Субботний день догорал, светя последним солнцем над насыпью – садилось оно там. Удивительно, но посетителями это место не изобиловало: вот пришёл автобус с Миасса, но толпа обтекла харчевню. Стоя в дверях, Сейфула наблюдал, как двое солидных мужиков с портфелями пошли в кооперативный туалет, дамочка какая-то в дублёнке – туда же; а в харчевню зашла только компания парней-студентов, водитель автобуса, двое таксистов… И всё! Часть народа забрал автобус. Остальные, подхватив чемоданы, клетчатые безразмерные сумки и просто тюки, пешком пошли в город – по улице. В город, в котором Сейфуле предстояло теперь жить…

В самой харчевне, кстати, туалета не предусмотрели, как сказала Ася, Ираклий с санэпидемстанцией «не договорился»; поэтому тех, кому приспичило, с кассовым чеком в руках отправляли в кооперативное заведение – на бесплатное посещение. Само собой, оно таковым было и для персонала. Поэтому Сейфула тоже решил опробовать его. И, обходя харчевню, оказался у окошечка, которое выходило во двор из владений Аси – из посудомоечной.

Вырывался оттуда пар от посуды, да негромкий разговор…

Против своей воли, инстинктивно, Сейфула замедлил шаг, прислушался.

- Чего хозяин дёрганый такой, а? На Генку рявкает…

- Да ладно. Завтра успокоится.

- Лин, не ври. Чё-то было, да?

Пауза. Журчание воды, звяканье тарелок. Лина, видно, понизила голос – но слышно было.

- Опять этот… приходил.

- Кто?

- Этот, страшный.

- Да ты чё?!

- Ну да. Ой, боштымой, меня аж трясёт, когда он появляется. Вроде и мужик – мужиком… а жутко.
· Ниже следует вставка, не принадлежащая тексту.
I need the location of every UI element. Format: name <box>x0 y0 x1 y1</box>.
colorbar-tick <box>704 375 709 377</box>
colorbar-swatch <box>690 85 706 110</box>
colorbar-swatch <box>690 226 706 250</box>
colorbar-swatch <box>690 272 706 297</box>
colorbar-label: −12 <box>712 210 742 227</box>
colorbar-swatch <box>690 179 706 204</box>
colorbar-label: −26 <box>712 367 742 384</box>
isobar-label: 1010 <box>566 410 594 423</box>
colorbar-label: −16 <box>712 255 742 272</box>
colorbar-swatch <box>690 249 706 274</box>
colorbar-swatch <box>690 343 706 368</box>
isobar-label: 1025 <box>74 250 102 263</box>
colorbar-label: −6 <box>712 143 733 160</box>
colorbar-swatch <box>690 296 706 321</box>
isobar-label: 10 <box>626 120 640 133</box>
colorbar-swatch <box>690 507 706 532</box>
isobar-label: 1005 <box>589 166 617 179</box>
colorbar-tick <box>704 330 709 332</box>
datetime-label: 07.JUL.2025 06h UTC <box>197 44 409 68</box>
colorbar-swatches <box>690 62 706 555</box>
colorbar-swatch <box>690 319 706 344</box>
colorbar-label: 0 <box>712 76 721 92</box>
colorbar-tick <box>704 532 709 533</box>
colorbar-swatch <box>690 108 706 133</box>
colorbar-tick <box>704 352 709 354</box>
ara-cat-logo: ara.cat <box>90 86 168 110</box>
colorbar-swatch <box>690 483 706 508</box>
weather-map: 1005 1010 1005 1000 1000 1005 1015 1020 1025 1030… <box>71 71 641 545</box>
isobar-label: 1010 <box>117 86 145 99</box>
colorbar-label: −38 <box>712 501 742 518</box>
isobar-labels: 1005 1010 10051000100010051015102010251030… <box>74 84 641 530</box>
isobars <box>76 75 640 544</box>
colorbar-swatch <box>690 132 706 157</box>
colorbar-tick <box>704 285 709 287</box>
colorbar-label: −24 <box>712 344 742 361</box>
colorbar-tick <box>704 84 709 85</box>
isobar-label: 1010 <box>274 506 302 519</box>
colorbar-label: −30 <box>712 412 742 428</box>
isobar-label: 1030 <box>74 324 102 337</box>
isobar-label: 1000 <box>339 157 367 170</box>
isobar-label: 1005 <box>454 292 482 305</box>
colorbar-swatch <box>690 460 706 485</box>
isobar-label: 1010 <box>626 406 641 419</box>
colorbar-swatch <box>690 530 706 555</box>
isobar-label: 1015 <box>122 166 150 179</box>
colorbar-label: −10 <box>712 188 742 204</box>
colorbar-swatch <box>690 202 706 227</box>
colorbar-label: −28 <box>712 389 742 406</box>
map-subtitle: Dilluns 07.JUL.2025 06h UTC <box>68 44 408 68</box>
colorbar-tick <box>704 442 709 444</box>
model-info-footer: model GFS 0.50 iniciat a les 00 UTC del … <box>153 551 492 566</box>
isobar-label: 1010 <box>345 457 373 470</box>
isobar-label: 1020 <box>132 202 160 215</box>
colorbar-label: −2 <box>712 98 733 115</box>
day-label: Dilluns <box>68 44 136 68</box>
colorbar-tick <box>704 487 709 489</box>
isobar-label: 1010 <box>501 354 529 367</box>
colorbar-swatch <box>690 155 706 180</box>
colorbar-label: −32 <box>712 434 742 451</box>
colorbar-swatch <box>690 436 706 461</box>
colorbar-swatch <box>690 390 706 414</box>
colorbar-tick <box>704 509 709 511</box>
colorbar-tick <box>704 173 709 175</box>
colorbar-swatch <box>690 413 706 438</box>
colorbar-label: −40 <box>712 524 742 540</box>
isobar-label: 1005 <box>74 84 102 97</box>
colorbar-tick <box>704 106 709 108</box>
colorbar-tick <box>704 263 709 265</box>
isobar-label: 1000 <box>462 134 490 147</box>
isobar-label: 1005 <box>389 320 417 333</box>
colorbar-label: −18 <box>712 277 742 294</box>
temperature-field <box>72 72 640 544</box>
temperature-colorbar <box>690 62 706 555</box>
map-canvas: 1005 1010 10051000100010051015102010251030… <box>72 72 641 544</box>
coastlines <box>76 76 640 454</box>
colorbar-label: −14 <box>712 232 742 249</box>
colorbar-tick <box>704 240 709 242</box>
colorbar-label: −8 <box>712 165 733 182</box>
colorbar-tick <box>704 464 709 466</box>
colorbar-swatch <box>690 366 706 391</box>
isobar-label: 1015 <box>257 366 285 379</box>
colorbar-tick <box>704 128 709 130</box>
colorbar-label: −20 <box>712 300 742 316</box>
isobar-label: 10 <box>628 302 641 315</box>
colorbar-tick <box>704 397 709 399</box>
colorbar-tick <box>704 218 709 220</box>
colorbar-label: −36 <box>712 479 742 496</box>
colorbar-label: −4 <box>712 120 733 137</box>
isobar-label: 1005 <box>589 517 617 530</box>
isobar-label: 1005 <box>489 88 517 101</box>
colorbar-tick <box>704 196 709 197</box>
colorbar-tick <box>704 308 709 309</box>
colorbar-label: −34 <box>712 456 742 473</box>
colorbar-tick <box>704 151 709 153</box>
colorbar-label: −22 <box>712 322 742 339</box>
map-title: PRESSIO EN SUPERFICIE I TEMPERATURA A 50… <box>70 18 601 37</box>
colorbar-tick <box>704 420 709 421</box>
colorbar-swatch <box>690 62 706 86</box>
- Да. Мне тоже не по себе. А чего он?

- Не знаю. Тётку, говорят, на станции убили. Недавно нашли.

- Бли-и-ин… Опять?!

- Опять, Аська. Поэтому и страшно мне. Когда нашу Ленку на части порезали, помнишь, он после этого тоже к хозяину приходил. Глаза у него жуткие. Как будто тебя саму на мясопродукты кромсает…

- И не говори. Да, хреново.

- Опять они с хозяином за складом гыр-гыр, гыр-гыр… Ладно, домывай, я сейчас таксёров рассчитаю.

Посуда звякнула ещё раз, и окошко над головой Кашапова прихлопнулось.

Его присутствие во дворе никто не обнаружил.

Управившись с посудой, девушки вместе прибрали и подмели в обеденном зале; пользуясь отсутствием клиентов, накрыли на стол повечерять.

- Санек, айда с нами, - окликнула Сейфулу Ася; кивнула на стол. – С блюда по скибочке, голодному ужин.

На столе разместились – большая тарелка с кусочками мяса от шашлыков, в другой калейдоскоп салатов, в третьей котлеты, на большой сковороде поджаренные пельмени.

- Есть еще суп и гарниры. Но, думаю, нам и этого хватить. Ты чай будешь, кофе или пиво? – Сейфулу спросила.

Кашапов помыл руки над раковиной у входа, подсел к девицам.

- Приятного аппетита.

Вика покосилась на него не без кокетства и прыснула.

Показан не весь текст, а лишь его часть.